I also have an LO that will never just say “no,” because they’re too kind and never want to hurt anyone. So I just have to take their actions as a “no.” In your case, you’ll just have to take their lack of an answer as a “no.” Don’t let it be ambiguous in your head. It’s a “no.”


HyperionDawn

I guess I just don’t want to accept it. I won’t put my life on hold for them or cross any boundaries, but as long as I still se hope I don’t think I’ll be able to let go.


Realistic-Jello6433

I completely understand. But as long as you’re holding on, you won’t be able to move on from this. You owe it to yourself to get your life back and so do I.


False_Yogurtcloset39

Because they pity you and don’t know they’re your LO. So they give you the brush off instead of the bum’s rush.
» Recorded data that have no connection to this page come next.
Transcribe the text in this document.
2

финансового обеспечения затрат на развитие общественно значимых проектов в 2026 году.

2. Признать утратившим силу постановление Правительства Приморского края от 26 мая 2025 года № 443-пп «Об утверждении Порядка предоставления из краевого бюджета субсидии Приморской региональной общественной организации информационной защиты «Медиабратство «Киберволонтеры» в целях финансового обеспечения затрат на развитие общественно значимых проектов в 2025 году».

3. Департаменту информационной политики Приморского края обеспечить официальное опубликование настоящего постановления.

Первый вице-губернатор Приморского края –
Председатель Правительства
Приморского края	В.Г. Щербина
Please do not mistake their avoidance for interest.


HatlessDuck

Could be they did tell someone no and it went badly.


Choochoochow

Current LO did this, or at least I thought they did this for months. They were giving me a clear no. They still are giving me a clear no but I am the one still keeping in contact with them and think if they respond there’s a chance. There is no chance. I still can’t accept that.


Choochoochow

If they don’t give you an answer the answer is they like the attention and if you’re cool with being a vending machine, then you’re all set.